Investors to pay for bank failures – EU

Investors to pay for bank failures – EU

European Union finance chiefs agreed Thursday investors and wealthy depositors will foot the bill for bank bailouts, in a break with the past convention of burdening taxpayers.

If pursued, bailout strategy, shareholders, bondholders and depositors with more than 100,000 euro will share the financial strain of saving a bank. Deposits under 100,000 will be protected.

Under the new protocol, which would come into effect in 2018, countries would be obliged to absorb 8 percent of a bank’s liabilities, with some leeway thereafter.

The next time a big bank fails, governments will make sure “that shareholders and creditors are liable first and foremost,” German Finance Minister Wolfgang Schaeuble told reporters.

Rescuing banks will not be less painful for political leaders and institutions, who can now just take bank deposits instead of hiking taxes.

French Finance Minister Pierre Moscovici said France got “what we wanted” from the blueprint, and Danish Economy Minister Margrethe Vestager called the deal a “balanced compromise.”

The Irish, whose taxpayers paid nearly $40 billion to bail out Anglo Irish Bank, are happy that the new status quo will be bail-ins, not bail-outs.
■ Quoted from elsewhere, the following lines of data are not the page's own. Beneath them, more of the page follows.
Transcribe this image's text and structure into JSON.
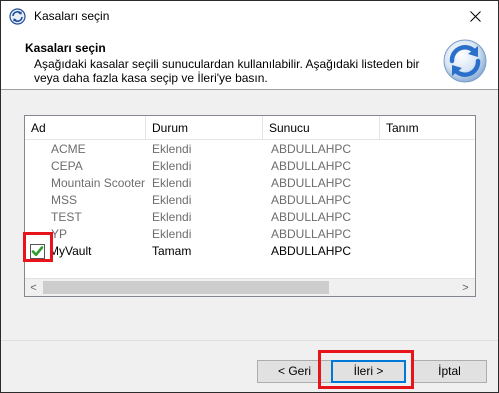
{
  "window": {
    "title": "Kasaları seçin",
    "close_symbol": "✕"
  },
  "header": {
    "title": "Kasaları seçin",
    "description": "Aşağıdaki kasalar seçili sunuculardan kullanılabilir. Aşağıdaki listeden bir veya daha fazla kasa seçip ve İleri'ye basın.",
    "icon": "refresh-arrows-icon"
  },
  "list": {
    "columns": [
      "Ad",
      "Durum",
      "Sunucu",
      "Tanım"
    ],
    "rows": [
      {
        "name": "ACME",
        "status": "Eklendi",
        "server": "ABDULLAHPC",
        "description": "",
        "enabled": false
      },
      {
        "name": "CEPA",
        "status": "Eklendi",
        "server": "ABDULLAHPC",
        "description": "",
        "enabled": false
      },
      {
        "name": "Mountain Scooter...",
        "status": "Eklendi",
        "server": "ABDULLAHPC",
        "description": "",
        "enabled": false
      },
      {
        "name": "MSS",
        "status": "Eklendi",
        "server": "ABDULLAHPC",
        "description": "",
        "enabled": false
      },
      {
        "name": "TEST",
        "status": "Eklendi",
        "server": "ABDULLAHPC",
        "description": "",
        "enabled": false
      },
      {
        "name": "YP",
        "status": "Eklendi",
        "server": "ABDULLAHPC",
        "description": "",
        "enabled": false
      },
      {
        "name": "MyVault",
        "status": "Tamam",
        "server": "ABDULLAHPC",
        "description": "",
        "enabled": true,
        "checked": true
      }
    ],
    "scroll_left": "<",
    "scroll_right": ">"
  },
  "buttons": {
    "back": "< Geri",
    "next": "İleri >",
    "cancel": "İptal"
  },
  "colors": {
    "highlight": "#e8141c",
    "checkmark": "#2e9e2e",
    "accent": "#0078d7"
  }
}
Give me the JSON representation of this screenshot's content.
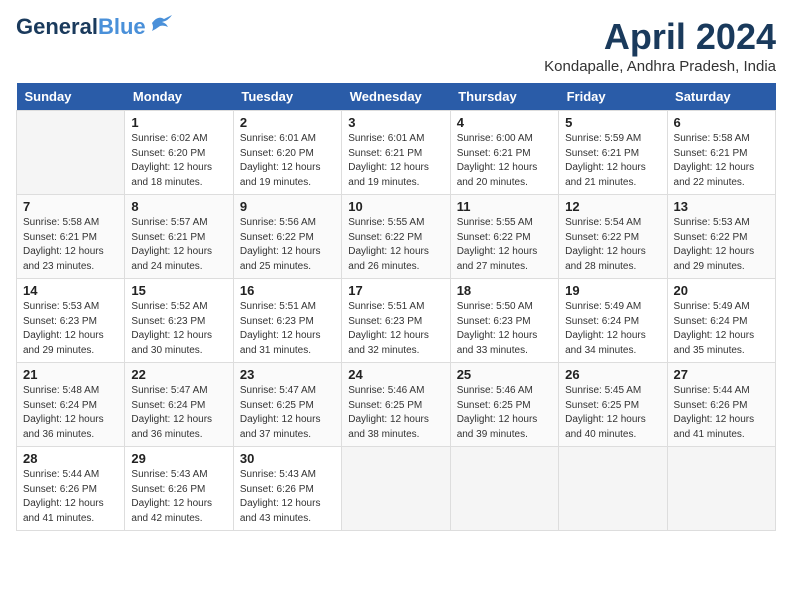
{
  "header": {
    "logo_line1": "General",
    "logo_line2": "Blue",
    "month": "April 2024",
    "location": "Kondapalle, Andhra Pradesh, India"
  },
  "days_of_week": [
    "Sunday",
    "Monday",
    "Tuesday",
    "Wednesday",
    "Thursday",
    "Friday",
    "Saturday"
  ],
  "weeks": [
    [
      {
        "day": "",
        "info": ""
      },
      {
        "day": "1",
        "info": "Sunrise: 6:02 AM\nSunset: 6:20 PM\nDaylight: 12 hours\nand 18 minutes."
      },
      {
        "day": "2",
        "info": "Sunrise: 6:01 AM\nSunset: 6:20 PM\nDaylight: 12 hours\nand 19 minutes."
      },
      {
        "day": "3",
        "info": "Sunrise: 6:01 AM\nSunset: 6:21 PM\nDaylight: 12 hours\nand 19 minutes."
      },
      {
        "day": "4",
        "info": "Sunrise: 6:00 AM\nSunset: 6:21 PM\nDaylight: 12 hours\nand 20 minutes."
      },
      {
        "day": "5",
        "info": "Sunrise: 5:59 AM\nSunset: 6:21 PM\nDaylight: 12 hours\nand 21 minutes."
      },
      {
        "day": "6",
        "info": "Sunrise: 5:58 AM\nSunset: 6:21 PM\nDaylight: 12 hours\nand 22 minutes."
      }
    ],
    [
      {
        "day": "7",
        "info": "Sunrise: 5:58 AM\nSunset: 6:21 PM\nDaylight: 12 hours\nand 23 minutes."
      },
      {
        "day": "8",
        "info": "Sunrise: 5:57 AM\nSunset: 6:21 PM\nDaylight: 12 hours\nand 24 minutes."
      },
      {
        "day": "9",
        "info": "Sunrise: 5:56 AM\nSunset: 6:22 PM\nDaylight: 12 hours\nand 25 minutes."
      },
      {
        "day": "10",
        "info": "Sunrise: 5:55 AM\nSunset: 6:22 PM\nDaylight: 12 hours\nand 26 minutes."
      },
      {
        "day": "11",
        "info": "Sunrise: 5:55 AM\nSunset: 6:22 PM\nDaylight: 12 hours\nand 27 minutes."
      },
      {
        "day": "12",
        "info": "Sunrise: 5:54 AM\nSunset: 6:22 PM\nDaylight: 12 hours\nand 28 minutes."
      },
      {
        "day": "13",
        "info": "Sunrise: 5:53 AM\nSunset: 6:22 PM\nDaylight: 12 hours\nand 29 minutes."
      }
    ],
    [
      {
        "day": "14",
        "info": "Sunrise: 5:53 AM\nSunset: 6:23 PM\nDaylight: 12 hours\nand 29 minutes."
      },
      {
        "day": "15",
        "info": "Sunrise: 5:52 AM\nSunset: 6:23 PM\nDaylight: 12 hours\nand 30 minutes."
      },
      {
        "day": "16",
        "info": "Sunrise: 5:51 AM\nSunset: 6:23 PM\nDaylight: 12 hours\nand 31 minutes."
      },
      {
        "day": "17",
        "info": "Sunrise: 5:51 AM\nSunset: 6:23 PM\nDaylight: 12 hours\nand 32 minutes."
      },
      {
        "day": "18",
        "info": "Sunrise: 5:50 AM\nSunset: 6:23 PM\nDaylight: 12 hours\nand 33 minutes."
      },
      {
        "day": "19",
        "info": "Sunrise: 5:49 AM\nSunset: 6:24 PM\nDaylight: 12 hours\nand 34 minutes."
      },
      {
        "day": "20",
        "info": "Sunrise: 5:49 AM\nSunset: 6:24 PM\nDaylight: 12 hours\nand 35 minutes."
      }
    ],
    [
      {
        "day": "21",
        "info": "Sunrise: 5:48 AM\nSunset: 6:24 PM\nDaylight: 12 hours\nand 36 minutes."
      },
      {
        "day": "22",
        "info": "Sunrise: 5:47 AM\nSunset: 6:24 PM\nDaylight: 12 hours\nand 36 minutes."
      },
      {
        "day": "23",
        "info": "Sunrise: 5:47 AM\nSunset: 6:25 PM\nDaylight: 12 hours\nand 37 minutes."
      },
      {
        "day": "24",
        "info": "Sunrise: 5:46 AM\nSunset: 6:25 PM\nDaylight: 12 hours\nand 38 minutes."
      },
      {
        "day": "25",
        "info": "Sunrise: 5:46 AM\nSunset: 6:25 PM\nDaylight: 12 hours\nand 39 minutes."
      },
      {
        "day": "26",
        "info": "Sunrise: 5:45 AM\nSunset: 6:25 PM\nDaylight: 12 hours\nand 40 minutes."
      },
      {
        "day": "27",
        "info": "Sunrise: 5:44 AM\nSunset: 6:26 PM\nDaylight: 12 hours\nand 41 minutes."
      }
    ],
    [
      {
        "day": "28",
        "info": "Sunrise: 5:44 AM\nSunset: 6:26 PM\nDaylight: 12 hours\nand 41 minutes."
      },
      {
        "day": "29",
        "info": "Sunrise: 5:43 AM\nSunset: 6:26 PM\nDaylight: 12 hours\nand 42 minutes."
      },
      {
        "day": "30",
        "info": "Sunrise: 5:43 AM\nSunset: 6:26 PM\nDaylight: 12 hours\nand 43 minutes."
      },
      {
        "day": "",
        "info": ""
      },
      {
        "day": "",
        "info": ""
      },
      {
        "day": "",
        "info": ""
      },
      {
        "day": "",
        "info": ""
      }
    ]
  ]
}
Banks will have to bail themselves out.

Other ministers were happy to have a universal strategy to address dealing with troubled banks.

"If a bank gets in trouble we will now, throughout Europe, have one set of rules on who pays the bill," Dutch Finance Minister Jeroen Dijsselbloem said.

Germany has previously indicated it disagrees with a universal plan to deal with bailouts across the continent, and has warned having such a strong central banking authority goes against standing treaties.

“It took a long time and it was arduous and it was intense,” German Finance Minister Wolfgang Schaeuble said, without publicly voicing Germany’s previous qualms over the structure.

It is highly unlikely Chancellor Merkel will agree to such a banking union before the election in September.

The European Central Bank will officially take over supervision of eurozone banks next year. Last year it provided 1 trillion euros of cheap three-year loans to struggling banks.

Under the new umbrella, banks will be able to receive direct loans from the European Stability Mechanism, a eurozone bailout fund. The European Banking Authority was set up in 2011 to integrate rules across the EU and has secured a new supervisory function. All 17 currency member states support the motion, but some fear an all-too-powerful central bank.

By next week, the 27 member states need to choose a governing body, or executor, to carry out the task.

The legislature’s text grants nations a clear right to nationalize failing banks, if the step is seen as essential to preserve financial stability.

Switzerland, Norway, and other non-EU countries within Europe will still have jurisprudence over how to deal with bank failures.

Just like Cyprus

The precedent was set after Cyprus requested an EU bailout and aid was dependent on the country’s agreement to levee account holders with more than 100,000 euro, which will likely result in a loss of 30 percent in savings.

The Cyprus scenario marked the first time depositors were forced to contribute to the bank’s bailout and now it is set to become the norm.

Many analysts had pointed to Cyprus as an isolated case, as their debt was heavily a result of bad Greek bonds, and a hyper-inflated banking sector, almost eight times as large as the country’s GDP.

Tax-payer funded bailouts have been the source of public discontent, and the accord is seen as a move to ameliorate political relations in the EU.